Leah Rae
There came a point early on while watching The Accident at the Vancouver International Fringe Fest (unfortunately coinciding with my $3 Backstage Lounge beer buzz wearing off) that I realized “oh God, there’s only going to be one guy in this show”. That wouldn’t have been a bad thing if the guy had been say, Daniel MacIvor, or Robert LePage, but Jonno Katz of Australia’s Epicworlds can not count himself in this company. Rather than switching seamlessly between well-constructed characters, Katz instead flopped around the stage, flipping between roles erratically in a manner that looked less like theatre and more like he’d left his meds down unda’.
It seems like Katz was banking on past successes to help him hype this show (my friend Diana from New Works said his show The Spy was good) and for the most part this must have worked - all the ladies I overheard in the washroom at the Fringe Club thought the show was great. I thought it was dull, predictable and at times even a little bit offensive (is the only way to play female mincing in a campy falsetto?) Also, unless you’re really good at it, miming is mostly boring.
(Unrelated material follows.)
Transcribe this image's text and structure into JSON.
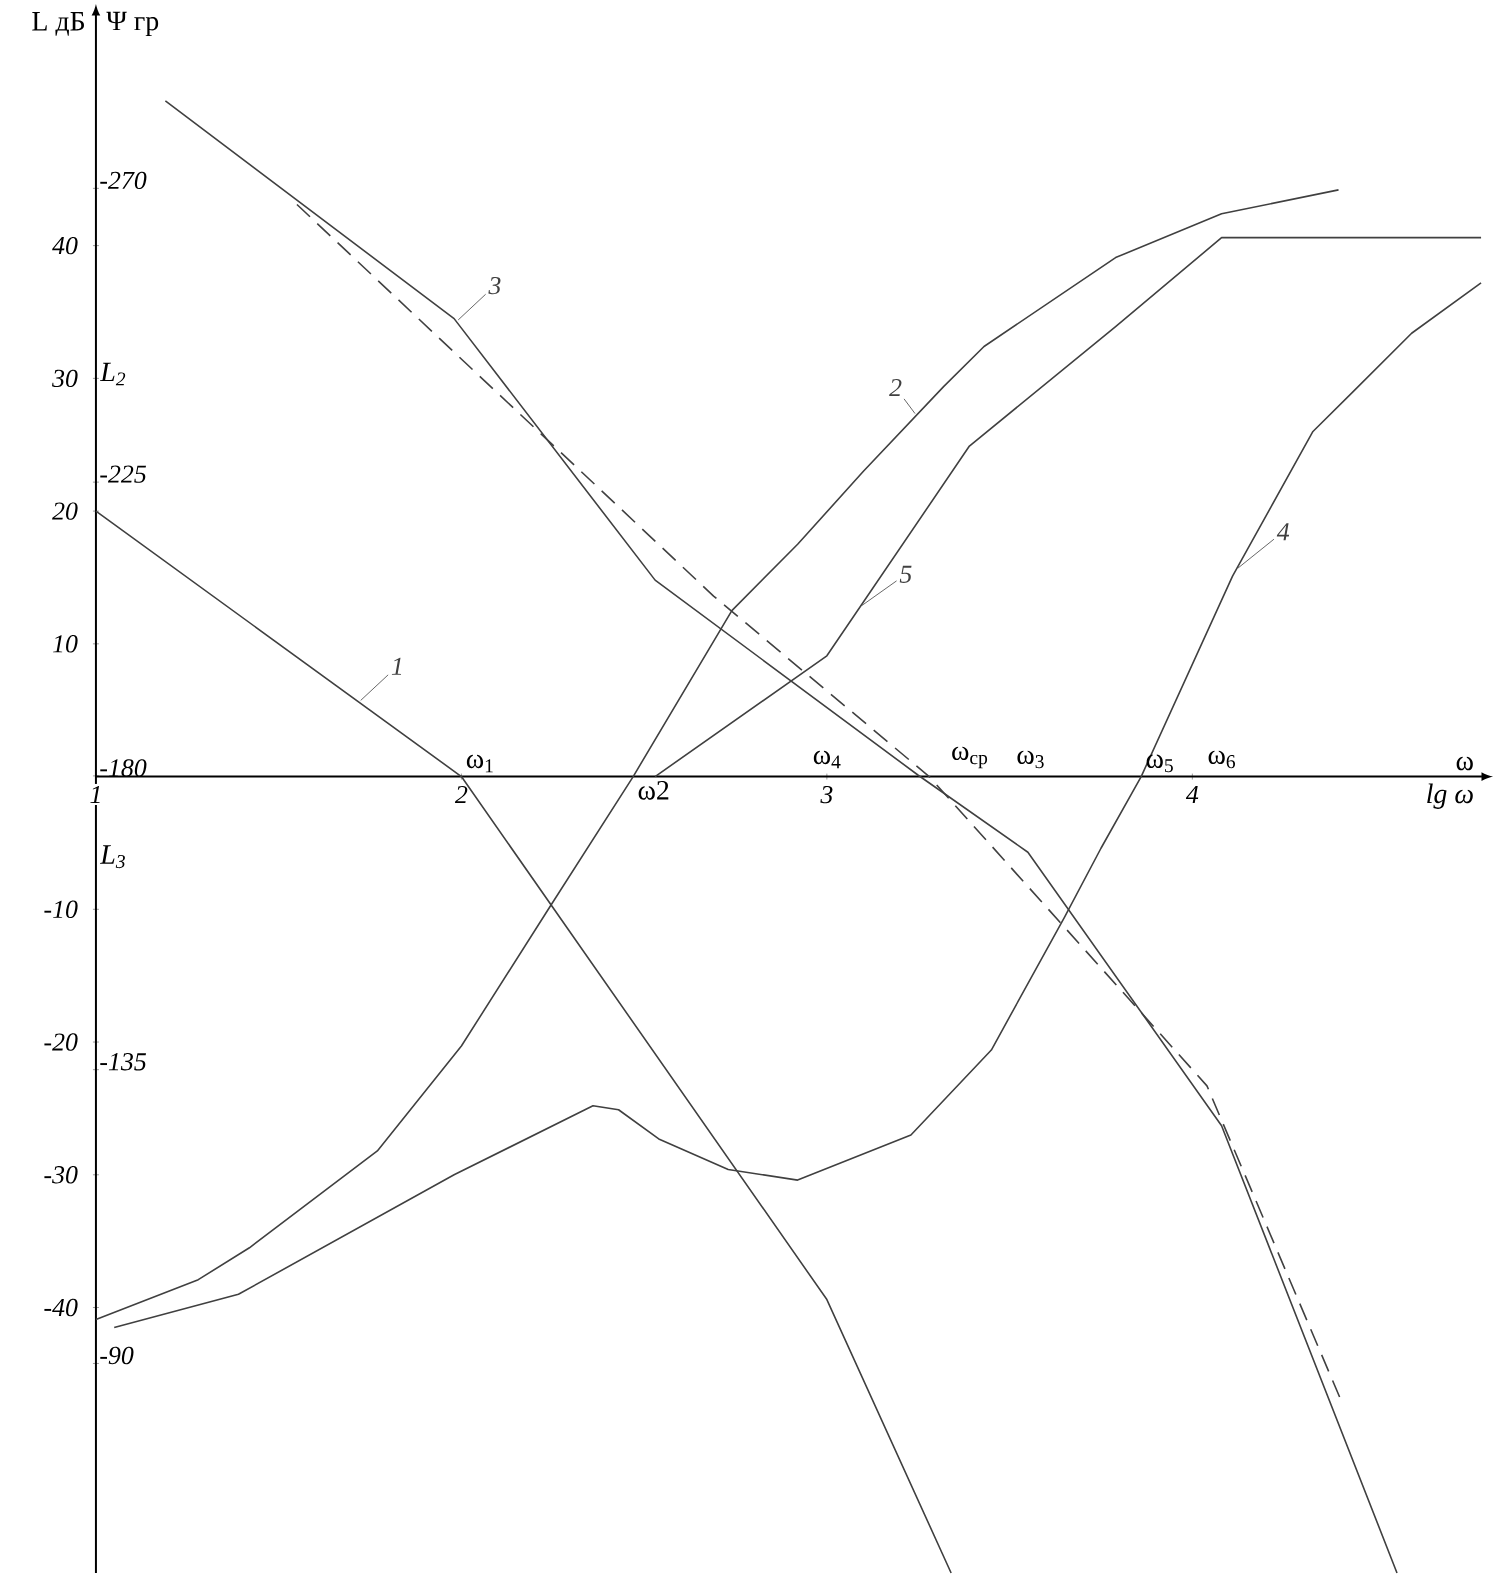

Especially when you’re mime kissing. Gross. And so what if you’ve got a mug reminiscent of Wallace from Wallace and Gromit? Guess what? Making a funny face isn’t the same as being funny. As for the “movement” sections, they were painfully narrative, while the narrative sections were vague. There was one section that carried weight: in a single beam of blue light, Katz huddles over an invisible walker, crawling towards mortality. It was a beautiful moment, but, as is life, it was fleeting. If writer/performer Katz had spent more time finessing the script and less time phoning it in, I would have spent more time laughing and less time checking my watch in the dark.